I liked American Gods - to an extent. The setup was awesome, the execution was brilliant, till the last third of the book. Then it just… well fell apart for me. About the same way I felt when I first read Dean Koontz, the book being Strangers.
I tend to disagree with what people have said about Bob Heinlein. Even though his writing isn’t Nobel Prize worthy, I find his prose to be effective, a little terse, but not all that bad. I can read Asimoc and Clarke for the ideas, but they don’t hold up too well for re-reading. Heinlein does, which I think is a mark saying that he was achieving literature - somewhat.
There are a lot of rabid Pratchett fans here, me being one of them. While it’s not fantasy in the traditional sense, it certainly is literature, at least post Small Gods. And while his latest outing was a bit of a let down, Night Watch was so good, it’s made my top five list of all time. In fact, as I’m between books right now, and I got inspired by writing this, I’m gonna re-read it for the fourth time, starting tonight.
I’ve never read Terry Brooks and the likes, and considering I think Tolkien is pretty bad literature which doesn’t hold up beyond adolescense ( I was totally in love with the books in my teens, but find them unreadable now), I remember a quote, but not who made it, saying Tolkien was such an inspiration to so many eople, a lot of people started writing more of the same stuff, since Tolkien’s production was so limited.
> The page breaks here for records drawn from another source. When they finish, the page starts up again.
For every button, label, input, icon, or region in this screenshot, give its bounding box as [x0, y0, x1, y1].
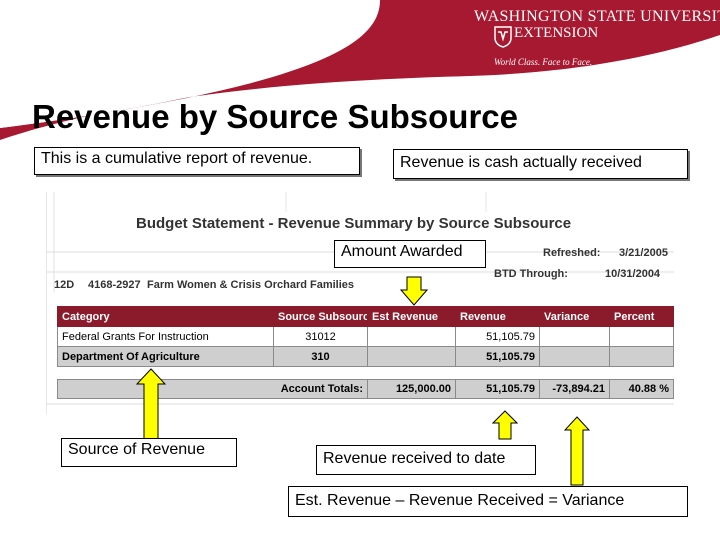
column-header-category: Category — [57, 306, 274, 327]
wsu-cougar-logo-icon — [494, 26, 512, 48]
slide-title: Revenue by Source Subsource — [32, 98, 518, 135]
cell-revenue: 51,105.79 — [455, 326, 540, 347]
cell-percent — [609, 346, 674, 367]
arrow-down-icon — [400, 276, 428, 306]
table-row: Department Of Agriculture 310 51,105.79 — [57, 346, 674, 367]
cell-variance — [539, 326, 610, 347]
refreshed-value: 3/21/2005 — [619, 247, 668, 259]
totals-variance: -73,894.21 — [539, 379, 610, 399]
callout-source-of-revenue: Source of Revenue — [61, 438, 237, 467]
callout-variance-formula: Est. Revenue – Revenue Received = Varian… — [288, 486, 688, 517]
callout-cumulative: This is a cumulative report of revenue. — [34, 147, 360, 175]
cell-variance — [539, 346, 610, 367]
account-code: 12D — [54, 279, 75, 291]
totals-label: Account Totals: — [57, 379, 368, 399]
report-title: Budget Statement - Revenue Summary by So… — [136, 215, 572, 232]
callout-amount-awarded: Amount Awarded — [334, 240, 486, 268]
arrow-up-icon — [136, 368, 166, 440]
revenue-table: Category Source Subsource Est Revenue Re… — [57, 306, 674, 399]
btd-label: BTD Through: — [494, 268, 568, 280]
column-header-variance: Variance — [539, 306, 610, 327]
cell-est-revenue — [367, 346, 456, 367]
totals-percent: 40.88 % — [609, 379, 674, 399]
column-header-est-revenue: Est Revenue — [367, 306, 456, 327]
cell-est-revenue — [367, 326, 456, 347]
crimson-band — [0, 0, 720, 140]
table-totals-row: Account Totals: 125,000.00 51,105.79 -73… — [57, 379, 674, 399]
column-header-percent: Percent — [609, 306, 674, 327]
btd-value: 10/31/2004 — [605, 268, 661, 280]
cell-category: Department Of Agriculture — [57, 346, 274, 367]
arrow-up-icon — [564, 416, 590, 486]
callout-cash-received: Revenue is cash actually received — [393, 149, 688, 179]
callout-revenue-received-to-date: Revenue received to date — [316, 445, 536, 475]
column-header-revenue: Revenue — [455, 306, 540, 327]
column-header-source-subsource: Source Subsource — [273, 306, 368, 327]
cell-category: Federal Grants For Instruction — [57, 326, 274, 347]
account-number: 4168-2927 — [88, 279, 141, 291]
table-header-row: Category Source Subsource Est Revenue Re… — [57, 306, 674, 327]
arrow-up-icon — [492, 410, 518, 440]
header-swoosh — [0, 0, 720, 150]
logo-university-name: WASHINGTON STATE UNIVERSITY — [474, 8, 720, 25]
cell-percent — [609, 326, 674, 347]
account-name: Farm Women & Crisis Orchard Families — [147, 279, 355, 291]
budget-statement-report: Budget Statement - Revenue Summary by So… — [46, 192, 674, 414]
table-row: Federal Grants For Instruction 31012 51,… — [57, 326, 674, 347]
cell-revenue: 51,105.79 — [455, 346, 540, 367]
refreshed-label: Refreshed: — [543, 247, 601, 259]
cell-source-subsource: 310 — [273, 346, 368, 367]
cell-source-subsource: 31012 — [273, 326, 368, 347]
logo-extension: EXTENSION — [514, 25, 599, 41]
totals-est-revenue: 125,000.00 — [367, 379, 456, 399]
logo-tagline: World Class. Face to Face. — [494, 57, 593, 67]
totals-revenue: 51,105.79 — [455, 379, 540, 399]
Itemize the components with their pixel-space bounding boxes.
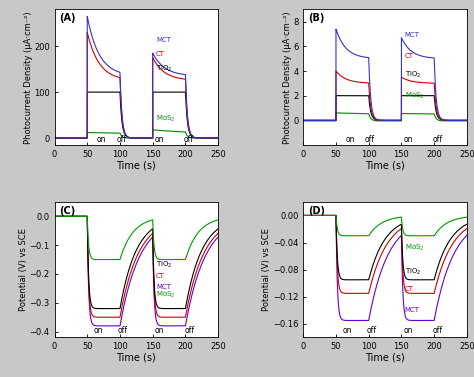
Text: TiO$_2$: TiO$_2$ <box>156 63 173 74</box>
Y-axis label: Photocurrent Density (μA·cm⁻²): Photocurrent Density (μA·cm⁻²) <box>24 11 33 144</box>
Y-axis label: Potential (V) vs SCE: Potential (V) vs SCE <box>19 228 28 311</box>
Text: TiO$_2$: TiO$_2$ <box>405 70 421 80</box>
Text: CT: CT <box>405 287 414 292</box>
Text: on: on <box>97 135 106 144</box>
Text: off: off <box>366 326 376 336</box>
Text: TiO$_2$: TiO$_2$ <box>405 267 421 277</box>
Text: on: on <box>342 326 352 336</box>
Text: MoS$_2$: MoS$_2$ <box>156 113 175 124</box>
Text: off: off <box>118 325 128 334</box>
Text: MCT: MCT <box>405 307 419 313</box>
Text: off: off <box>183 135 194 144</box>
Text: (D): (D) <box>308 206 325 216</box>
Text: off: off <box>433 326 443 336</box>
Text: (C): (C) <box>59 206 76 216</box>
Text: on: on <box>346 135 355 144</box>
Text: off: off <box>365 135 375 144</box>
Text: MoS$_2$: MoS$_2$ <box>156 290 175 300</box>
Text: MoS$_2$: MoS$_2$ <box>405 90 424 101</box>
Text: CT: CT <box>405 53 414 59</box>
Text: MCT: MCT <box>156 37 171 43</box>
Text: on: on <box>403 326 413 336</box>
Text: (B): (B) <box>308 14 325 23</box>
Text: CT: CT <box>156 51 165 57</box>
Y-axis label: Potential (V) vs SCE: Potential (V) vs SCE <box>263 228 272 311</box>
X-axis label: Time (s): Time (s) <box>365 352 405 363</box>
X-axis label: Time (s): Time (s) <box>117 160 156 170</box>
Text: off: off <box>116 135 127 144</box>
Text: on: on <box>155 325 164 334</box>
X-axis label: Time (s): Time (s) <box>117 352 156 363</box>
Text: MCT: MCT <box>405 32 419 38</box>
Text: off: off <box>184 325 194 334</box>
X-axis label: Time (s): Time (s) <box>365 160 405 170</box>
Text: on: on <box>155 135 164 144</box>
Text: MCT: MCT <box>156 284 171 290</box>
Y-axis label: Photocurrent Density (μA·cm⁻²): Photocurrent Density (μA·cm⁻²) <box>283 11 292 144</box>
Text: TiO$_2$: TiO$_2$ <box>156 260 173 270</box>
Text: MoS$_2$: MoS$_2$ <box>405 242 424 253</box>
Text: on: on <box>403 135 413 144</box>
Text: off: off <box>432 135 443 144</box>
Text: CT: CT <box>156 273 165 279</box>
Text: (A): (A) <box>59 14 76 23</box>
Text: on: on <box>94 325 103 334</box>
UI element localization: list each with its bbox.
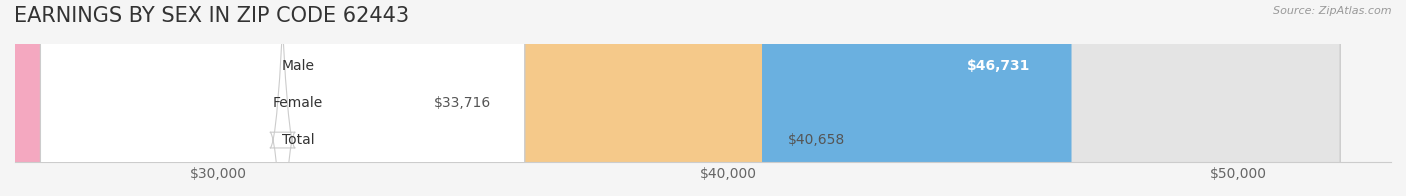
FancyBboxPatch shape: [66, 0, 762, 196]
FancyBboxPatch shape: [66, 0, 1340, 196]
FancyBboxPatch shape: [41, 0, 524, 196]
Text: Female: Female: [273, 96, 323, 110]
Text: $33,716: $33,716: [433, 96, 491, 110]
Text: EARNINGS BY SEX IN ZIP CODE 62443: EARNINGS BY SEX IN ZIP CODE 62443: [14, 6, 409, 26]
FancyBboxPatch shape: [41, 0, 524, 196]
Text: Source: ZipAtlas.com: Source: ZipAtlas.com: [1274, 6, 1392, 16]
Text: Male: Male: [281, 59, 315, 74]
Text: Total: Total: [281, 133, 314, 147]
Text: $40,658: $40,658: [787, 133, 845, 147]
FancyBboxPatch shape: [41, 0, 524, 196]
Text: $46,731: $46,731: [967, 59, 1031, 74]
FancyBboxPatch shape: [66, 0, 1340, 196]
FancyBboxPatch shape: [66, 0, 1340, 196]
FancyBboxPatch shape: [0, 0, 474, 196]
FancyBboxPatch shape: [66, 0, 1071, 196]
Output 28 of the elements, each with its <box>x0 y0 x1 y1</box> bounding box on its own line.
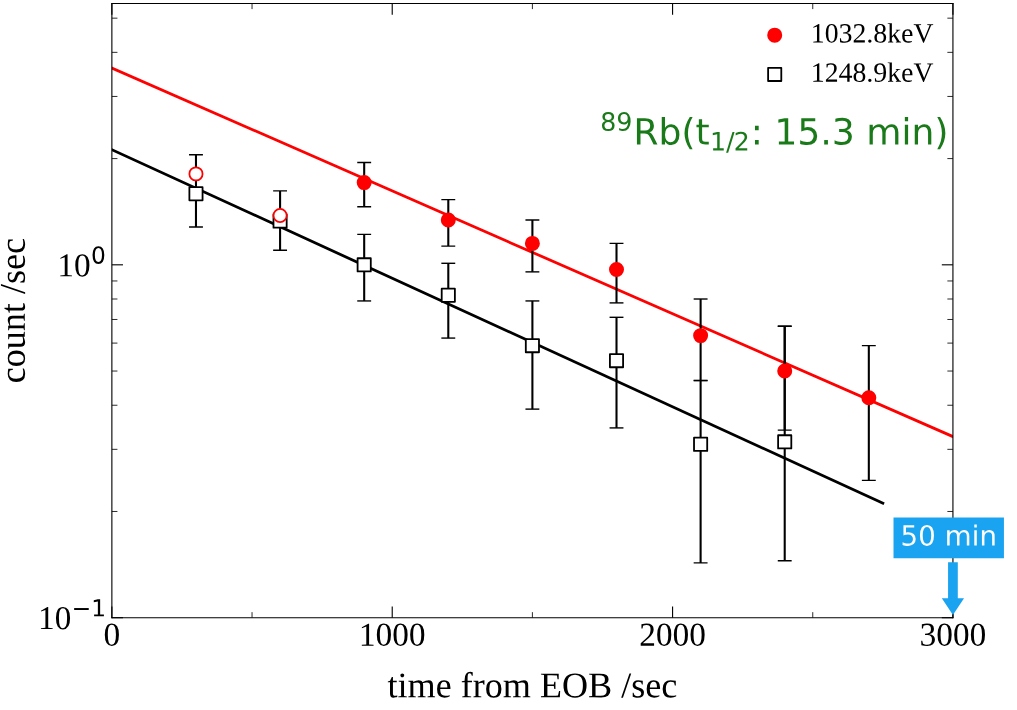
point <box>440 212 456 228</box>
y-tick-label: 10$^{−1}$ <box>40 599 104 630</box>
point <box>440 287 456 303</box>
legend-label: 1032.8keV <box>813 23 934 43</box>
legend-label: 1248.9keV <box>813 62 934 83</box>
point <box>861 390 877 406</box>
point <box>272 207 288 223</box>
point <box>693 436 709 452</box>
point <box>609 353 624 369</box>
x-tick-label: 0 <box>104 623 119 647</box>
x-axis-title: time from EOB /sec <box>387 671 677 698</box>
y-axis-title: count /sec <box>0 239 26 382</box>
annotation: 50 min <box>902 524 995 546</box>
annotation: $^{89}$Rb(t$_{1/2}$: 15.3 min) <box>601 111 946 153</box>
point <box>777 363 793 379</box>
point <box>524 338 540 354</box>
point <box>188 186 204 202</box>
point <box>609 261 624 277</box>
x-tick-label: 3000 <box>921 623 985 647</box>
point <box>693 328 709 344</box>
point <box>524 235 540 251</box>
point <box>777 434 793 450</box>
y-tick-label: 10$^{0}$ <box>60 246 105 277</box>
point <box>356 175 372 191</box>
x-tick-label: 2000 <box>640 623 705 647</box>
point <box>188 166 204 182</box>
x-tick-label: 1000 <box>361 623 425 647</box>
point <box>356 257 372 273</box>
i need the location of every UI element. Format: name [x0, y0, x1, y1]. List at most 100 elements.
Since fan fiction and the Net wasn’t around back then, it got published, as the publishing houses saw that not only were there people who thought there should be more of the same stuff, there were readers too.
Also, isn’t SciFi a sub-genre of Fantasy. The stuff we label Fantasy is really Swords&Sourcery.
Finally, I think that the Riverworld books by Phillip Jose Farmer are intrigueing and well worth reading. A very interesting take on the afterlife.